Addenda: Matt Lukin’s butt
Did you ever count the number of times you saw Matt Lukin’s butt?
“Oh God . . .” laughs Mark Arm’s old girlfriend, Carrie Montgomery. “My son and his friend were talking about picking up a dollar bill with their butt cheeks and I thought of Matt instantly. How many times did I see Matt carry a quarter in his ass across the room? Really a bad influence, too. He wasn’t just destructive, though; Krist Novoselic was the same. Those Aberdeen guys were just crazy, they were like animals – almost hippie-like, but crazy. Olympia was the same. Aberdeen was hippie-redneck, while Olympia was more hippie-hippie.
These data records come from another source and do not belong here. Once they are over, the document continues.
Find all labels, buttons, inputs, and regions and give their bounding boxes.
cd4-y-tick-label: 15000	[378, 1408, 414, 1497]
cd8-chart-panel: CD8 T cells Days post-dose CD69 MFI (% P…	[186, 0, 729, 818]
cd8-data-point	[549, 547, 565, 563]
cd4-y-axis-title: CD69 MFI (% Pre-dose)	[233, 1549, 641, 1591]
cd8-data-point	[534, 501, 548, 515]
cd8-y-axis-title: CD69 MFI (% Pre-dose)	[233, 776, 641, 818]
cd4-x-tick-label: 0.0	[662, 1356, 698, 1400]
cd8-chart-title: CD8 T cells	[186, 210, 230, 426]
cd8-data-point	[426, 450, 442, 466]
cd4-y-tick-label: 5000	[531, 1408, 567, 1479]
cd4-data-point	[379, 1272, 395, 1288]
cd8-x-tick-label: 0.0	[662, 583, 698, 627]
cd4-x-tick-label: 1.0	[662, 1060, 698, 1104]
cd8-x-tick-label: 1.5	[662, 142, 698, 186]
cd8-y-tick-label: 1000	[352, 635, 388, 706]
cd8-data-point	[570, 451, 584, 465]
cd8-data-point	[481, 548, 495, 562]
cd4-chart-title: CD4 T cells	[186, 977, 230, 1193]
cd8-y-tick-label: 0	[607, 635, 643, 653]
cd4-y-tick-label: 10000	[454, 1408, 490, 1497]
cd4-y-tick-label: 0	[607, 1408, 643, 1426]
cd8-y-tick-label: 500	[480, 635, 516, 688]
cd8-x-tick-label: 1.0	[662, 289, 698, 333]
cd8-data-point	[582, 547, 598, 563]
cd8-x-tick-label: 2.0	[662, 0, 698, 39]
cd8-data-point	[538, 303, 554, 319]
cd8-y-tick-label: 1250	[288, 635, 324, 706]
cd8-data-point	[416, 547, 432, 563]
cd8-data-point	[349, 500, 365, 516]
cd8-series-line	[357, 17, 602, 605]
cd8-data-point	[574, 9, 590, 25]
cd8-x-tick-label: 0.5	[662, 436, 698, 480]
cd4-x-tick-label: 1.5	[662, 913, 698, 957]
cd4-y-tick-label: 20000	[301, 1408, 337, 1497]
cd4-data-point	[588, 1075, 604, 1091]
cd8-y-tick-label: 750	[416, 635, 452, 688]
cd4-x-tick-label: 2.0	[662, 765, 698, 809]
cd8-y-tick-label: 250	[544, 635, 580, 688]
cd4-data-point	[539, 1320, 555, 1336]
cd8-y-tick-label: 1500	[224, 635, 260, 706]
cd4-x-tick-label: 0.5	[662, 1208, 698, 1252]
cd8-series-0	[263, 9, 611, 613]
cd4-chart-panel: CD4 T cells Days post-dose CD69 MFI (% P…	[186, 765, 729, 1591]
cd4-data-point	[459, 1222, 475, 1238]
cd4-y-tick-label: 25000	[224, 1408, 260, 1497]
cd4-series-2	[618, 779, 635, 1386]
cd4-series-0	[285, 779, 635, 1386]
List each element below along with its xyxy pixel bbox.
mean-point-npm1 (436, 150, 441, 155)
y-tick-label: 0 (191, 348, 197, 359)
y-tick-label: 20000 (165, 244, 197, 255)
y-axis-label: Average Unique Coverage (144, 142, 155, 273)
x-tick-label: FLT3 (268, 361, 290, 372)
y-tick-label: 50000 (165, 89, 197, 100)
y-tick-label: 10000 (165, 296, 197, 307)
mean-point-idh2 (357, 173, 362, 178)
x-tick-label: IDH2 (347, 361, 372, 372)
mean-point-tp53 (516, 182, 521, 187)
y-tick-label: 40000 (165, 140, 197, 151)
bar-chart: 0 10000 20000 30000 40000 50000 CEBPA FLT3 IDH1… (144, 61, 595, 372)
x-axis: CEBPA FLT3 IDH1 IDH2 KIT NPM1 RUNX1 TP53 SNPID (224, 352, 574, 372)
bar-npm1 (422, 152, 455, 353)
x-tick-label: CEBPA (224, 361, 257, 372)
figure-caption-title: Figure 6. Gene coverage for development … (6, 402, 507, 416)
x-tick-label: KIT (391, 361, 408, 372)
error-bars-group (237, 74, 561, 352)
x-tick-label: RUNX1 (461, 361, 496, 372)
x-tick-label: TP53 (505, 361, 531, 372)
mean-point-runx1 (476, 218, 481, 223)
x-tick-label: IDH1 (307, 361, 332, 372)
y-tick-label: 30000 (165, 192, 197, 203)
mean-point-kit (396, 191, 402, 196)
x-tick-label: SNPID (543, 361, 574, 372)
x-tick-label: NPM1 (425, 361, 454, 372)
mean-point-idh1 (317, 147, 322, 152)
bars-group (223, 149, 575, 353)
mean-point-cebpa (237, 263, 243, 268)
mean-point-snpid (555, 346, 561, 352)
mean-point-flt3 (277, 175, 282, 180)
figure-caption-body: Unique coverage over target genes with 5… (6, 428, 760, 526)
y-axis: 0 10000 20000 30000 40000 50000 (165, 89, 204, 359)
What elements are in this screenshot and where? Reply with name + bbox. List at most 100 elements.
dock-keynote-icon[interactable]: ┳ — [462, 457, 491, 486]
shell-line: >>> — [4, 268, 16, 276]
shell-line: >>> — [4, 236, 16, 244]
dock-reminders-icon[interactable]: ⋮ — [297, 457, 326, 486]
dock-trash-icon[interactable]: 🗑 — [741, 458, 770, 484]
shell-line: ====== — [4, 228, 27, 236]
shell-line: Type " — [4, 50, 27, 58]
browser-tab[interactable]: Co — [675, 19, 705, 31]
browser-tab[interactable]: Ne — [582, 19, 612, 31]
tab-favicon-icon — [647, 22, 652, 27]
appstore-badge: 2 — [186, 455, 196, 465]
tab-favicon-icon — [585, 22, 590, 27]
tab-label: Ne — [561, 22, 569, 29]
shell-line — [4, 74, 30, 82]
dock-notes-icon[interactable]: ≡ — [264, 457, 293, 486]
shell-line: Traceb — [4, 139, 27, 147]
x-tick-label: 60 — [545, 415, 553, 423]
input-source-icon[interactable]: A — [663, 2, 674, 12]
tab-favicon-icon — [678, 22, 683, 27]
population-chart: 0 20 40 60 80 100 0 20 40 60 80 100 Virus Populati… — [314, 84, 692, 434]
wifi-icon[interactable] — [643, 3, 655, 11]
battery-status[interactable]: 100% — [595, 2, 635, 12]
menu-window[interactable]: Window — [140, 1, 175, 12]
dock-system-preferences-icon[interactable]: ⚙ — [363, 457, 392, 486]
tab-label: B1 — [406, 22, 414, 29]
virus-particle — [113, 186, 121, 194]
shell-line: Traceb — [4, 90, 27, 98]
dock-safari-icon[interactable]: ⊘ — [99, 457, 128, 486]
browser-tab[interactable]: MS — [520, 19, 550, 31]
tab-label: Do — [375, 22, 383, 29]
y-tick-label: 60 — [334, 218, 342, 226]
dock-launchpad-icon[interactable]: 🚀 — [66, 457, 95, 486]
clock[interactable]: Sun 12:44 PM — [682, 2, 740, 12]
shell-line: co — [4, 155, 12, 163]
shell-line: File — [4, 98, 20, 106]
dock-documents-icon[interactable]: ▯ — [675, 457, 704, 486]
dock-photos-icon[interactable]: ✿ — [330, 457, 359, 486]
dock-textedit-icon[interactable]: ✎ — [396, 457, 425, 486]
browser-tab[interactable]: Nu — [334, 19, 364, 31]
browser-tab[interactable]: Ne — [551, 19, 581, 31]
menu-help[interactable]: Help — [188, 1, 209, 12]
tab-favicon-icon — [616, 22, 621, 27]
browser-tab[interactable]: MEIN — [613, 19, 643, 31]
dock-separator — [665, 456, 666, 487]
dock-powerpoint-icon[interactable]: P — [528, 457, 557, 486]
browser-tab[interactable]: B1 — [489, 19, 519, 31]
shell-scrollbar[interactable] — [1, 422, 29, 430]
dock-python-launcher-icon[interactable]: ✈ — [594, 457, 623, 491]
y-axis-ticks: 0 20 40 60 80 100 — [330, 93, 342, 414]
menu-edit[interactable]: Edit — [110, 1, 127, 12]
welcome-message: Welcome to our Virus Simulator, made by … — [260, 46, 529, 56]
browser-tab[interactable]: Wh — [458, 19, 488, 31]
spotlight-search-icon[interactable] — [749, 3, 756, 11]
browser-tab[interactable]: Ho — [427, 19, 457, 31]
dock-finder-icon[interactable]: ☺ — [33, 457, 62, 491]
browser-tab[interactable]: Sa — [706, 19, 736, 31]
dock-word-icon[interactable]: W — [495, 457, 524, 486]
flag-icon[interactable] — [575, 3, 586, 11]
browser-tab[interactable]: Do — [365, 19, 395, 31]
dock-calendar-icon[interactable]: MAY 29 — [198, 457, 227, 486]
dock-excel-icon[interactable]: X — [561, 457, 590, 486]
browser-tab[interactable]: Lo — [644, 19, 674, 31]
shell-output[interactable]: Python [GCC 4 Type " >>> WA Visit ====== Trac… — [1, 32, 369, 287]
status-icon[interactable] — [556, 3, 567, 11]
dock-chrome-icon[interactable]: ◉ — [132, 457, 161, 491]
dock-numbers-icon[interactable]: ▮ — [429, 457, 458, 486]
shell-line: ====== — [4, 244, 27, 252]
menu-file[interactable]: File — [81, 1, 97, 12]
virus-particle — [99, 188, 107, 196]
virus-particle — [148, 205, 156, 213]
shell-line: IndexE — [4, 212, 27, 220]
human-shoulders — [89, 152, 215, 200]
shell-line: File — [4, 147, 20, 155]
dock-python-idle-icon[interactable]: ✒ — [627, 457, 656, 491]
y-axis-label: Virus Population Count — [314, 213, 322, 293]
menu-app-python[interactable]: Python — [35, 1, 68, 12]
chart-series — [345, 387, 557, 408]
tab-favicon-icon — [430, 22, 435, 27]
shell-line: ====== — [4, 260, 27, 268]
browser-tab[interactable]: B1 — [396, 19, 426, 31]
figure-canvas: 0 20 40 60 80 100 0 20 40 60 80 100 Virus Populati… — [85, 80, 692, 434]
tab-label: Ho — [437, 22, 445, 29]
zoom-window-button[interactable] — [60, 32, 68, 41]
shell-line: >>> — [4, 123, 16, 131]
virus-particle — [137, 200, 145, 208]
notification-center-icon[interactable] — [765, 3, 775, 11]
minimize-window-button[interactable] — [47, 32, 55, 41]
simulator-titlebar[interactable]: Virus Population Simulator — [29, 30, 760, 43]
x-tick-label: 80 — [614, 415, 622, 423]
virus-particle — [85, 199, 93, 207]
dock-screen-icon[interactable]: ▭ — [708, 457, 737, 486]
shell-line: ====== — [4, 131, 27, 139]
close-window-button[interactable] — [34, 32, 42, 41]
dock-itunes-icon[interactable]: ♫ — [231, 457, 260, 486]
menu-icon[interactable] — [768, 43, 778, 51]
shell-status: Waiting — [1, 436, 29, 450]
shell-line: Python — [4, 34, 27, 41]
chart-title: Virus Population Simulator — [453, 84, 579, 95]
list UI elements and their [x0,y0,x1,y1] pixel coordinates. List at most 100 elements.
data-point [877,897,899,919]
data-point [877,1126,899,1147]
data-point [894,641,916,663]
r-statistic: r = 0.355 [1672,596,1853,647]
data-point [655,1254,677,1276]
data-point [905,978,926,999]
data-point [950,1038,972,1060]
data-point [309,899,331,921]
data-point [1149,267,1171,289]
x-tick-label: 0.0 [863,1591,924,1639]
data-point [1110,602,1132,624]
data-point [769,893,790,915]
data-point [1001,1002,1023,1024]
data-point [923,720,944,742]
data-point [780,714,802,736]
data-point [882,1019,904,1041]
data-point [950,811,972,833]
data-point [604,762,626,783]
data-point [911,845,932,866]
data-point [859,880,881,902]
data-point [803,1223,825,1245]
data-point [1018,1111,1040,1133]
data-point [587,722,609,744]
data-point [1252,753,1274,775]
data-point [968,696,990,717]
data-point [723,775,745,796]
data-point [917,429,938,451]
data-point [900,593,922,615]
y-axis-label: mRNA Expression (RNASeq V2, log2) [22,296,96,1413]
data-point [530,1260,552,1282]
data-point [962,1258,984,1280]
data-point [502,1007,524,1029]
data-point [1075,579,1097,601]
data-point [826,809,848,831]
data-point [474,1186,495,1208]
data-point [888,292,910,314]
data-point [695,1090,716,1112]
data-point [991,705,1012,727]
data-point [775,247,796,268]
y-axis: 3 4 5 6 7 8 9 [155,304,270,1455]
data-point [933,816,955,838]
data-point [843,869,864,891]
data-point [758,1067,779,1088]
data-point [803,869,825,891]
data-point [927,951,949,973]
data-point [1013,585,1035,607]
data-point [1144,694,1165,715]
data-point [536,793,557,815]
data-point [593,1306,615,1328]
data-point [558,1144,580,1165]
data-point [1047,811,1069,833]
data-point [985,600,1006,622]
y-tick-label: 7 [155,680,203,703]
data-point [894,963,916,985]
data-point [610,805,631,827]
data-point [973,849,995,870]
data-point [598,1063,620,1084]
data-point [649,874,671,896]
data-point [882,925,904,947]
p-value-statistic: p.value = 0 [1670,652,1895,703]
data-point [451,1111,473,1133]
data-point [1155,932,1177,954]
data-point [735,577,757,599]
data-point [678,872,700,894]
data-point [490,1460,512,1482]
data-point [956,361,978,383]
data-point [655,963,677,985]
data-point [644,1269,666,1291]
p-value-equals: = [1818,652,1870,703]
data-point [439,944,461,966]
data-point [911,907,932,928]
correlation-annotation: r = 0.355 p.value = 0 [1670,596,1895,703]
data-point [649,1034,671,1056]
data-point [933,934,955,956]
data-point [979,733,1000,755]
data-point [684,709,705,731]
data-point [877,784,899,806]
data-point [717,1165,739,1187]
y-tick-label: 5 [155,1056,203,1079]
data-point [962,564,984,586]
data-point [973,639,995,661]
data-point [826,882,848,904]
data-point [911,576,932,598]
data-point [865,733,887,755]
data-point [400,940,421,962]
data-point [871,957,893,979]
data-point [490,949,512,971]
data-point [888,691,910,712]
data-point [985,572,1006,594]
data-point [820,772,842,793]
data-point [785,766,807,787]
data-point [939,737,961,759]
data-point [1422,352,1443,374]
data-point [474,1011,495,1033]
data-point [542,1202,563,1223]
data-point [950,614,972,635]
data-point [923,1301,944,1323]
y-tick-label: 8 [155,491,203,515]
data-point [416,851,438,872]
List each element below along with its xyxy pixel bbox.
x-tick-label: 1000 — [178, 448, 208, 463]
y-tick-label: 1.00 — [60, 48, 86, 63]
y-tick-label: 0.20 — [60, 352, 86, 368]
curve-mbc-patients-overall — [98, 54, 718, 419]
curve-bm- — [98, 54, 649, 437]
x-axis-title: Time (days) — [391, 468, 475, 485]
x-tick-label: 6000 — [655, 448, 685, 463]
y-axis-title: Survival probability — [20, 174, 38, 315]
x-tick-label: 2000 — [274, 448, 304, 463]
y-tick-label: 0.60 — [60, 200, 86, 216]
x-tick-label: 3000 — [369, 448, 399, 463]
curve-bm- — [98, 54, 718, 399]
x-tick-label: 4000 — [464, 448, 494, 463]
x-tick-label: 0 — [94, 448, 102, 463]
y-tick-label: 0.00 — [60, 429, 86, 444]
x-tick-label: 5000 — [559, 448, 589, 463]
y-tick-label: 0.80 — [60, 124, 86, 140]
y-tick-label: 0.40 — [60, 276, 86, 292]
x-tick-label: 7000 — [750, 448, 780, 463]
“Mark would keep a diary while he was on tour and he’d write me a lot of letters . . . somethin
g I learned about Matt Lukin that I never ever wanted to know was that when he takes a shit, he’s afraid to have the toilet water splash back up on him, so he’d line the water with strips of toilet paper. Yeah. This is a guy who’d walk around naked in front of whoever and carry a quarter between his butt cheeks but he didn’t want any toilet water to splash on his ass. Where does this person come from? What kind of an environment creates this person? But such a great guy, so nice, never any malicious intent.”
NOTES
1 “I’ve been up there,” says Seattle resident Candice Pedersen. “There’s the train tracks to Olympia and you might end up staying overnight on them. That myth could be true.”
2 Kurt played drums in the school band.
3 Possibly. Come As You Are also mentions an abortive attempt with two school friends, jamming in an abandoned meat locker in the woods, Kurt playing a borrowed right-handed guitar.
4 Krist was also supposed to have attended the same church, Central Park Baptist, but only ‘for the girls’.
5 The Beachcombers released several 45s including ‘Purple Peanuts’, ‘Chinese Bagpiper’ (1963), ‘ Tossin’ And Turnin’ ’ (1964) and ‘All To Pieces’ (1965). Kurt’s Uncle Chuck played with them for a while, and they also turned in a very creditable version of ‘Louie Louie’, as evinced on their 1997 reunion CD The Legendary Beachcombers, Live In The Great Northwest.
6 Krist also played in several of the Melvins’ satellite bands – such as The Stiff Woodies, whom he fronted. The Woodies had a revolving line-up including Kurt on drums.
7 Kurt later cited his stint working with children as the best job he ever held.
8 Motörhead were perhaps the greatest heavy metal band ever: British contemporaries of Ramones. I once saw singer Lemmy bust all four strings on his bass with the opening chord to ‘Ace Of Spades’. Without missing a beat he threw the instrument away, a roadie slipped a new bass over his head and the band continued. Metallica couldn’t have existed without Motörhead’s influence.